By the time responders arrived at the scene, it was clear that there was nothing they could have done. Rigor mortis had already started to set in, one of the responders said.
"Haze" was created by the Gordie Project, an organization created after Bailey's death that seeks to prevent alcohol abuse and hazing.
Every year, an average of 1,825 college students between the ages of 18 and 24 die of alcohol-related injuries, according to the National Institute on Alcohol Abuse and Alcoholism.
Four out of five college students drink alcohol, and half of those who do, according to the NIAAA, consume alcohol through binge drinking.

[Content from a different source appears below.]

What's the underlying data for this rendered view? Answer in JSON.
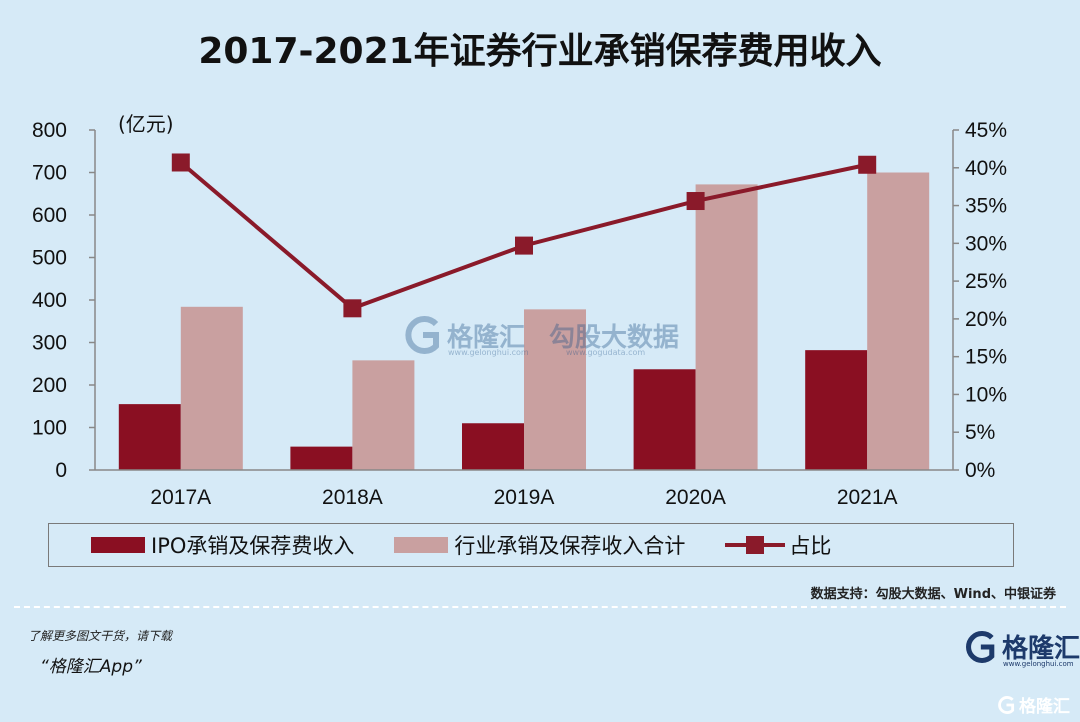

Binge drinking is defined by having four drinks for women and five drinks for men in two hours.
The 26 pledge members were taken up on a mountain and were left with four 1.75-liter bottles of 80-proof Ten High Bourbon Whiskey and six 1.5-liter bottles of Carlo Rossi wine and were told to drink all of it within a half hour, according to reports released after Bailey's death.
When the students went back to the house, it was clear that Bailey was very inebriated, according to Jack Gilles, one of the 26 pledges who was with Bailey.
Bailey was left on a couch in the library of the house to sleep it off. No one called for help until the next morning.
"The poor kid was left by himself with no one to help him," Murtha said.
"Haze" was shown to parents before the screening on Wednesday, April 3, for the high school students.
"What bothers me is that my kids at 13 and 16 would in a minute call 911," Murtha said. "They were all in college and no one called."
Murtha and Diane McDermott, also from Wilton, both felt that their children should see the film, even though none of them are going to college within the next year. They spoke of trying to get the film to be shown in Wilton.